Apptainer (Previously known as Singularity)

Background

Apptainer is a container solution created by necessity for scientific and application-driven workloads. The Apptainer containers can be used to package entire scientific workflows, software and libraries, and even data. This means that you don’t have to ask your cluster admin to install anything for you - you can put it in a Apptainer container and run.

(see webpage https://www.sylabs.io and/or https://apptainer.org/docs/user/latest/ for details)

Build a Apptainer Container

Apptainer now requires fakeroot privilege for non-root users to create container images. Please contact an admin to set up your account with fakeroot.

Build a container from a Apptainer recipe (ubuntu1604-cuda92-ompi400.def)

wget https://wiki.ncsa.illinois.edu/download/attachments/82518873/ubuntu1604-cuda92-ompi400.def
apptainer build ubuntu1604-cuda92-ompi400.sif ubuntu1604-cuda92-ompi400.def

Pull a container from Apptainer Hub or Docker Hub

apptainer pull docker://nvidia/cuda-ppc64le:9.2-cudnn7-devel-ubuntu16.04

Run a Apptainer Container


Unlike docker (which provides an isolated filesystem), Singluarity mounts your home directory into the container. Be aware of this so you don't accidentally delete things in your home directory.

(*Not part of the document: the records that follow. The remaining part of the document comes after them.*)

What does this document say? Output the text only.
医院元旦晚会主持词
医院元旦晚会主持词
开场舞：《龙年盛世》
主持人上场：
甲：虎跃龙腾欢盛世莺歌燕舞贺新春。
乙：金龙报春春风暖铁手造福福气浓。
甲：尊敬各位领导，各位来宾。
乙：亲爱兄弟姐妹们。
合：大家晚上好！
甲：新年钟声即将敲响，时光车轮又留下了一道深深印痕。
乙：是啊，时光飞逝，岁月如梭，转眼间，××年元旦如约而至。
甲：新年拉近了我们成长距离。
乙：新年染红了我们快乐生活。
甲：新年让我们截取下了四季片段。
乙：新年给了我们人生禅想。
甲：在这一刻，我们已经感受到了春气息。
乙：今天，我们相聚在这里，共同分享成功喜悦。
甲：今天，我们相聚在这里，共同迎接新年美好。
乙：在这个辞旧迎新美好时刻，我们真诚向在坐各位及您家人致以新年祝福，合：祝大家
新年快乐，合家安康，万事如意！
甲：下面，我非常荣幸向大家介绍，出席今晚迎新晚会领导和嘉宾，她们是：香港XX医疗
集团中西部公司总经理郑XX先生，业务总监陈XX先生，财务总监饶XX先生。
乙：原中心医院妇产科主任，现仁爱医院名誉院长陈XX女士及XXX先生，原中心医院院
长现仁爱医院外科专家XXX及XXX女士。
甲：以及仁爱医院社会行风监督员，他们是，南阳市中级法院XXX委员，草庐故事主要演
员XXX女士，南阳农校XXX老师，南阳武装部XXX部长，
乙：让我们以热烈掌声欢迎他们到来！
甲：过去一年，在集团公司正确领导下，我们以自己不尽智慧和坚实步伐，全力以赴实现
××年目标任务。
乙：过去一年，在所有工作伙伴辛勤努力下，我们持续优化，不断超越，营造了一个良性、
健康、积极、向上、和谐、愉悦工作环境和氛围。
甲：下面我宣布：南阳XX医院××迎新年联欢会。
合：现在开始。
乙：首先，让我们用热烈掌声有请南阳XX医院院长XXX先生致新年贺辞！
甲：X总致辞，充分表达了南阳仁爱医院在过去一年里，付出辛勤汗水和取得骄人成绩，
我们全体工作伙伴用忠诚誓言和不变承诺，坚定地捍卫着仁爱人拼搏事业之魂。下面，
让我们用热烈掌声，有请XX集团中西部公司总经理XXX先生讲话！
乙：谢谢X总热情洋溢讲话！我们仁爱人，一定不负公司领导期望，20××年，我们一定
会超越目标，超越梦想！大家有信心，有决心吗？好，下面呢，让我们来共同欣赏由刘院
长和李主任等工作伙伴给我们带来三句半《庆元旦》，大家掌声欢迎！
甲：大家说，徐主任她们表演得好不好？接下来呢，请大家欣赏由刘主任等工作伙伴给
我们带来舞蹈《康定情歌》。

Run a container with "exec" command

mpirun -n 4 apptainer exec --nv /opt/apps/samples-image/ubuntu1604-cuda92-ompi400.sif hostname

Run a container with shell

apptainer shell --nv /opt/apps/samples-image/ubuntu1604-cuda92-ompi400.sif

Build a writable Apptainer container

By default, the Apptainer container filesystem is read-only. There are 2 options to build a writable Apptainer container.

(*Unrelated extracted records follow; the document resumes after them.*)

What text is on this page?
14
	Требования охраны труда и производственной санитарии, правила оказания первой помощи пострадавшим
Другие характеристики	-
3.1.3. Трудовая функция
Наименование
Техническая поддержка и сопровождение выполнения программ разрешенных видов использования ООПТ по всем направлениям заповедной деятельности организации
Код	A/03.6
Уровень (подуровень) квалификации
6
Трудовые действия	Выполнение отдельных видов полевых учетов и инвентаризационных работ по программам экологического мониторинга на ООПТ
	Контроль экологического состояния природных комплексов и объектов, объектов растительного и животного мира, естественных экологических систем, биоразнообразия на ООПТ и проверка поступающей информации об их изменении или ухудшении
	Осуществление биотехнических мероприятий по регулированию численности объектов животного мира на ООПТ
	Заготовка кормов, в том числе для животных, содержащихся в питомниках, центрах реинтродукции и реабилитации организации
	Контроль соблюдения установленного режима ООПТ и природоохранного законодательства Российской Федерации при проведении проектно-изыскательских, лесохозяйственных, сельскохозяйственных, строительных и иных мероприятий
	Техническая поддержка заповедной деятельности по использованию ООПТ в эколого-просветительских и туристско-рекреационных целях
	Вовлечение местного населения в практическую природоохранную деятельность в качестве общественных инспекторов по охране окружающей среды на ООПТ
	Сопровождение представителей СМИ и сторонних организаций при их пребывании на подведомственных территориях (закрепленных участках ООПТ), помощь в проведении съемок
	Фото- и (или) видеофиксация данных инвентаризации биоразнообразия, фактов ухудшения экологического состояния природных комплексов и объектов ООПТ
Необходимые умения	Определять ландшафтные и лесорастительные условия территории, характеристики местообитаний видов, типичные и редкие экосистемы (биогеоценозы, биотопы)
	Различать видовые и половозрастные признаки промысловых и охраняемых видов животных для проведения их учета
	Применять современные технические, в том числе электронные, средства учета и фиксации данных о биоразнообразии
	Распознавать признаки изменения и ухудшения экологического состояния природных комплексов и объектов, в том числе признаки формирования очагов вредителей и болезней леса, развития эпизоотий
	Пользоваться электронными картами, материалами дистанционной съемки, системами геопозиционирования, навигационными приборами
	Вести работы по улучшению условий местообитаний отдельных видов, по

The "--sandbox" option allows users to create a container within a writable directory (called a sandbox). It’s possible to create a sandbox without root privileges, but to ensure proper file permissions it is recommended to do so as root.

apptainer build --sandbox cuda-ppc64le/ docker://nvidia/cuda-ppc64le:9.2-cudnn7-devel-ubuntu16.0
apptainer shell --writable cuda-ppc64le/

The "--writable" option allows users to create a writable ext3 image. Root privileges are required to create writable containers.

apptainer build --writable cuda-ppc64le.sif docker://nvidia/cuda-ppc64le:9.2-cudnn7-devel-ubuntu16.04
apptainer shell --writable cuda-ppc64le.sif

Build a writable Apptainer container based on an existing read-only image

Convert it to a writable directory (a sandbox):

apptainer build --sandbox cuda-ppc64le-mod/ cuda-ppc64le.sif
apptainer shell --writable cuda-ppc64le-mod/

Use an existing container as a target to build a new container

apptainer build --writable cuda-ppc64le-mod.sif cuda-ppc64le.sif
apptainer shell --writable cuda-ppc64le-mod.sif

Frequently Asked Questions

  1. Can I run a Apptainer container with x86 architecture image on an IBM ppc64le system?
    A: Apptainer cannot directly run x86 binaries on an IBM Power system because the bytes of machine code are different. Users need to make sure their own images are built for "ppc64le" rather than "x86".
  2. What is the option "--nv" means?
    A: The "--nv" allows the Apptainer container to leverage the NVIDIA GPU on the host system. Use this option if the container asks for nvidia-docker support.